Welcome to this week’s edition of our Friday Quality Linkage column. Please enjoy this week’s collection of interesting and entertaining links. Brew a fresh cup of coffee, find a comfortable place, and relax.
I always appreciate when Shawn Blanc (our editor-in-chief here at T&T) geeks out about apps. Case in point:
I’ve been writing for a living since 2011 and despite my greatest fears, I’ve never had a shortage of ideas. For nearly a decade all of my ideas and notes have been kept in Simplenote. But for the past year or so I’ve been wanting a system that is just a little bit more complex than what I’m currently using.
I’m in a similar mental place when it comes to notetaking apps. I’ve been using Simplenote on iOS for quite a while now, but occasionally I find it helpful to sit and think about why I still use certain apps and if I’d benefit from making a switch. Bear is the only one I’ve tested that seems promising, but I need to play with it a lot more before I decide whether or not it’s worth moving all my notes over.
+ Another recent post by Shawn worth reading: “Purposeful Mentorship”, which has a quote I love: A dear friend of mine once said: “You’re not truly my friend until you’ve corrected me.”

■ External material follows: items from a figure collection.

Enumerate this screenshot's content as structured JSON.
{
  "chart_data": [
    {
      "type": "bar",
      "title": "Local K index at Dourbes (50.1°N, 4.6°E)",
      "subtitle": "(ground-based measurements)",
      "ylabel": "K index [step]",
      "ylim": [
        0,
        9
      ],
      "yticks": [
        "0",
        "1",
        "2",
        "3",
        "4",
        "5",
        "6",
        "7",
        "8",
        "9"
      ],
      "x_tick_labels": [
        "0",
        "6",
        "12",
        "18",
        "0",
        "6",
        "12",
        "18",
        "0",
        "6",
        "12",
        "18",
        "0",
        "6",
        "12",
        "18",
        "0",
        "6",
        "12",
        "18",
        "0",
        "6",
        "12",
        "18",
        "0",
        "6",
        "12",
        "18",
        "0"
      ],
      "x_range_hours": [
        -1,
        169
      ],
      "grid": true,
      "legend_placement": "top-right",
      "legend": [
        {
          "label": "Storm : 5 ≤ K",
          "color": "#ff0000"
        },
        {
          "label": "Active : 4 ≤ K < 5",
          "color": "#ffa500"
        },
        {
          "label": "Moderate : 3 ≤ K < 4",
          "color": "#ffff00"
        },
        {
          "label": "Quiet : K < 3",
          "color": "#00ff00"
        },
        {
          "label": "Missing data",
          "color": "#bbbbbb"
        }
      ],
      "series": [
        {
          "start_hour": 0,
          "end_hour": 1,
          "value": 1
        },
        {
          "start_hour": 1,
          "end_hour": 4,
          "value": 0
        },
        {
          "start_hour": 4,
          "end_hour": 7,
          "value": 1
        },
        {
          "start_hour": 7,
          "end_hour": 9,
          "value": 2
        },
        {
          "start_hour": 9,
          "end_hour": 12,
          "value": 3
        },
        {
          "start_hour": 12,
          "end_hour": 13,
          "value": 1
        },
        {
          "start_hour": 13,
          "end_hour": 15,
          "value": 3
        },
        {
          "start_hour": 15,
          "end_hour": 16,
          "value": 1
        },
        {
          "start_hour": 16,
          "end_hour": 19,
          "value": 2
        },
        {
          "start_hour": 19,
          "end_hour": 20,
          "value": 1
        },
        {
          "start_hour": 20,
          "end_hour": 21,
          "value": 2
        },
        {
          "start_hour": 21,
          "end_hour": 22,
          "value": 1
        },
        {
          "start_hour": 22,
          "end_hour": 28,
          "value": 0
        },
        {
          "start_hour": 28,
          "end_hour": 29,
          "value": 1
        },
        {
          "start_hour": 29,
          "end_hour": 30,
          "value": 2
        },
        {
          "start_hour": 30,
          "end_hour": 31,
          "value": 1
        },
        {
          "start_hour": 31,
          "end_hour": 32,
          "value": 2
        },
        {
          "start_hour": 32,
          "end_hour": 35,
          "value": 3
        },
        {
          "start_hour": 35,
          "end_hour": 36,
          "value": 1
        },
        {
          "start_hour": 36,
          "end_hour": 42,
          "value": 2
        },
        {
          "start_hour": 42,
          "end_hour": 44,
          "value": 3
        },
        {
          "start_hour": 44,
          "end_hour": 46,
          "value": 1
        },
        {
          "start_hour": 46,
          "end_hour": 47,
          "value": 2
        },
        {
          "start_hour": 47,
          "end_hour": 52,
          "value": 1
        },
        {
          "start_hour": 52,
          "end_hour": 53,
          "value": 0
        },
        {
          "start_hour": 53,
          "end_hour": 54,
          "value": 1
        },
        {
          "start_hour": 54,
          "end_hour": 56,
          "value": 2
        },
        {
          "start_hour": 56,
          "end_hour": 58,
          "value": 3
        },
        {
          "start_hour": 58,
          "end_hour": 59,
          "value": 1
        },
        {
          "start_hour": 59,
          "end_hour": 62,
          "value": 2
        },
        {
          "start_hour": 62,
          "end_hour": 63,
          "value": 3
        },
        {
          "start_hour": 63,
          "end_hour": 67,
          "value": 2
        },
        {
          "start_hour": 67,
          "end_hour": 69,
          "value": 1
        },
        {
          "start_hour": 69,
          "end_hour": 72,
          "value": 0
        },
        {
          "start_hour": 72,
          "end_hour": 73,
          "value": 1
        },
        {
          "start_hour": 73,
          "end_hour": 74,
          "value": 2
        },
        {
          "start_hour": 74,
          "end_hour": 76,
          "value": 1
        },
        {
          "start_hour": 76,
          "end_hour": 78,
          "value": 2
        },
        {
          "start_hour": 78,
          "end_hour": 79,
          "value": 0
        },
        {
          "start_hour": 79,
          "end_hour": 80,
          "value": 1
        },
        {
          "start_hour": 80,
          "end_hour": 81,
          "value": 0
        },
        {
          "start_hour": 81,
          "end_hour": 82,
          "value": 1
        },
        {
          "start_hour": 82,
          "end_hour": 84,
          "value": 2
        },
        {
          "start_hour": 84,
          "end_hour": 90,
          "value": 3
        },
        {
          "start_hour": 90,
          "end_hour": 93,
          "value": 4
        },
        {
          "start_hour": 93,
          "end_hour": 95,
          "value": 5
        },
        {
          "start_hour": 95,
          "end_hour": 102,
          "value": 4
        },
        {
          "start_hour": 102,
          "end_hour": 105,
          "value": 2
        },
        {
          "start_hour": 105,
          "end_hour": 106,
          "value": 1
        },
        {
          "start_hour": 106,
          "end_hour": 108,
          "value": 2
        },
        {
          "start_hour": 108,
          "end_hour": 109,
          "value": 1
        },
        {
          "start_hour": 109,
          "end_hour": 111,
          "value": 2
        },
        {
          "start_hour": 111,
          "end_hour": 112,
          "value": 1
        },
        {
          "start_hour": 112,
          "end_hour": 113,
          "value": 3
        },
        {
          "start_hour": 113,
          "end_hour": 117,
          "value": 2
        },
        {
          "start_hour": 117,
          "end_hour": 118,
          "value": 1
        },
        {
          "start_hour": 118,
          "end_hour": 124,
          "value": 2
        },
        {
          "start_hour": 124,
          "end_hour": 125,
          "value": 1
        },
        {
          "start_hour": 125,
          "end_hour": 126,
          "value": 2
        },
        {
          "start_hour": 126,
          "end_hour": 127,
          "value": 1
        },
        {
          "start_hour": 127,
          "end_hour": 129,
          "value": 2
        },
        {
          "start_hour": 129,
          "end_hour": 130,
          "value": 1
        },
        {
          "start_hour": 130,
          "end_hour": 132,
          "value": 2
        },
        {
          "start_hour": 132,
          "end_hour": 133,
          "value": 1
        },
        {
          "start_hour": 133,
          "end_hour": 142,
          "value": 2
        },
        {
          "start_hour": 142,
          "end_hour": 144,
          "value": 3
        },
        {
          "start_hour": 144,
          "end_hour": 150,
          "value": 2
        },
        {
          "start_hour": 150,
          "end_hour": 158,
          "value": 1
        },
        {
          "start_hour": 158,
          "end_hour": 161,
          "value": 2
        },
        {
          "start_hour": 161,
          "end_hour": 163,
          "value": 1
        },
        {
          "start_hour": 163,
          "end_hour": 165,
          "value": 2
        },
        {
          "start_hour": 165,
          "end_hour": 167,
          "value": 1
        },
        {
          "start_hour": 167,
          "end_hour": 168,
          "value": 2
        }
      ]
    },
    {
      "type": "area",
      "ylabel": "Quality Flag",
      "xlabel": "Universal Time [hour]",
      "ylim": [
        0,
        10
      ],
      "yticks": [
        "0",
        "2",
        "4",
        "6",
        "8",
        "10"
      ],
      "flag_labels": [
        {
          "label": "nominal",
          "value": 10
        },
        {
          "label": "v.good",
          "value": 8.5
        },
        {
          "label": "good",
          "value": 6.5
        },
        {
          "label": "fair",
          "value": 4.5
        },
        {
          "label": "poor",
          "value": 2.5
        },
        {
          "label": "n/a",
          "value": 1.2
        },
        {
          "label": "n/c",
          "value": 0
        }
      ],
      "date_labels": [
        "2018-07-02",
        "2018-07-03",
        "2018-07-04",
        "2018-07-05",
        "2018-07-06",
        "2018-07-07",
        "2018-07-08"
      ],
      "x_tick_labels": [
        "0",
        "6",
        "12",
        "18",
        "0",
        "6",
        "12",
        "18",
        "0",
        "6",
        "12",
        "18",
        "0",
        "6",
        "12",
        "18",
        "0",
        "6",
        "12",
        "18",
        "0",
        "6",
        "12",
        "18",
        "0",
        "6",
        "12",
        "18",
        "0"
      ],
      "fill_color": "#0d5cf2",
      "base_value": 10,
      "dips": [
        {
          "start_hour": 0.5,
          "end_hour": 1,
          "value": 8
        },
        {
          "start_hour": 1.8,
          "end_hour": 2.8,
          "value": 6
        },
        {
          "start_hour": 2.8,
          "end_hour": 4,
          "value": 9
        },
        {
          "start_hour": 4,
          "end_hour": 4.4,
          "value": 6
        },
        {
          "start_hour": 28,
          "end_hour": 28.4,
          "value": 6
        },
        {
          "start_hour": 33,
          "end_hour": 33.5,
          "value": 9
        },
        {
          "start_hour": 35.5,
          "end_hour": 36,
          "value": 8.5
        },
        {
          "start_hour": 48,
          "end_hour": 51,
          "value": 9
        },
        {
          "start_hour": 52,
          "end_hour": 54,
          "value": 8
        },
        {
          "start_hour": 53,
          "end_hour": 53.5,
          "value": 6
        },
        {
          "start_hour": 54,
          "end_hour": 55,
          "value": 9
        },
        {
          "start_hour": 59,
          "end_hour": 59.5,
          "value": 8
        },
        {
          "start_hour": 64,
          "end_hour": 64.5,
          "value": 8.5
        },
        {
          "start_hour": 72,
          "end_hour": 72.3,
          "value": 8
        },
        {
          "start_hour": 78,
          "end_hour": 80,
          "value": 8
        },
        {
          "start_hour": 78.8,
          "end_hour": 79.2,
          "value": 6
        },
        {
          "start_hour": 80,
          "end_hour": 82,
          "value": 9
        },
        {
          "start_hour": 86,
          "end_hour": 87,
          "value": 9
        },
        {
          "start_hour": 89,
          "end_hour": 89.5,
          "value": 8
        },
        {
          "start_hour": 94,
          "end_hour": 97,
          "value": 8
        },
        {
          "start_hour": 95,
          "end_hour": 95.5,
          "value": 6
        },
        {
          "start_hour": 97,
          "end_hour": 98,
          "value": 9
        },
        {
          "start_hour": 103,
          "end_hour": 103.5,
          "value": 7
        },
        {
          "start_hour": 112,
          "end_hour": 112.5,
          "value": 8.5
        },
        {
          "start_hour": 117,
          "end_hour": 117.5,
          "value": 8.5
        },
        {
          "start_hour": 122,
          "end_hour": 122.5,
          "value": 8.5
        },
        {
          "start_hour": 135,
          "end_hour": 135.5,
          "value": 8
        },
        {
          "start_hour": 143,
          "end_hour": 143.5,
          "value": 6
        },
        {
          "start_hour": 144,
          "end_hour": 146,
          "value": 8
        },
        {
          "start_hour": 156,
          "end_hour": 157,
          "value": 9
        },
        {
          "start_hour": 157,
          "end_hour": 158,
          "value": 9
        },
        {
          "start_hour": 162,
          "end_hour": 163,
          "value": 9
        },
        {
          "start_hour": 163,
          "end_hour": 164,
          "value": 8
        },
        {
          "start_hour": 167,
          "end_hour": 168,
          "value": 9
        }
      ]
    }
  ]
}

Time is fascinating because it is very abstract. We cannot touch or see it but we organise our whole lives around it. The really cool thing about time is the way we actually experience it is in some ways up to our imagination and our language. Because time is so abstract, the only way to talk about it is by using the terminology from another, more concrete domain of experience, namely that of space.
Those that are bilingual in Spanish (a future-in-front language like English) tend to make forward moving gestures, whereas those with little or no knowledge of Spanish gesture backwards (consistent with the Aymara future-is-behind pattern), when talking about the future. Mandarin Chinese employs a vertical time axis alongside a horizontal one. The word xià (down) is used to talk about future events, so when referring to “next week” a Mandarin Chinese speaker would literally say “down week”. The word shàng (up) is used to talk about the past – so “last week” becomes “up one week”. This affects the way observers perceive the spatial unfolding of the ageing process.
Thanks to a recent post on r/GifRecipes, I discovered this crispy orange chicken sandwich recipe by Tastemade that I’ve definitely gotta try. (The chicken alone tickles the part of my brain that gets cravings for Panda Express.)
The sculptural, cement-molded play equipment is often modeled after animals that children would be familiar with. But they also take on the form of robots, abstract geometric forms and sometimes even household appliances. Fujio’s process is not entirely clear, but it appears he visits the parks at night and lights up the equipment from the inside, but also from the outside, which often creates an ominous feel to the harmless equipment.
Every week Gareth Branwyn gathers the best workshop and maker tips he finds online and posts them on the “Tip” section of the Make website. There’s always a couple of good ones. Like last week: use the search term “grandfather’s” when searching Craigslist for bargains such as old tools, lumber, and other materials generated when someone clears out grandfather’s stuff.
From that same search method Kevin mentioned:
This reminds me of a similar tip I used years ago to get some amazing deals on eBay: search on misspellings of your search terms. Those listening get far less traffic due to the spelling error.
Brit Seaton of Īgnant shared a neat photographic project by Wonjun Jeong called “Conversation” where he projected images of peoples’ faces onto cloth thrown into the air:
The project is conceptually rooted in the thoughts of French Philosopher Emmanuel Levinas, particularly his theories of ‘the Other’. Levinas considered this to be an unknowable entity–a visage, completely dissimilar to oneself and impossible to bring into comparison. In ‘Conversation’, Wonjun Jeong visually interprets this idea, projecting the image of a face onto a cloth thrown aimlessly into the air of dawn and dusk skies. Cast onto unsubstantial lightweight material, the projection emerges as the Other. It is this materialisation of the visage that signifies a conversation with the Other, gesturing the emergence of a passage to “transcend from the enclosed inner self to the outer world.” Capturing the performative element of ‘Conversation’ through photography not only preserves an ephemeral moment, it signifies the meeting of two worlds and finding oneself in the process.
Let’s finish this week’s linkage with something that’s been stuck in my head all week: Neil Cicierega’s hilarious and somehow-catchier-than-the-original remix of the Ghostbusters song.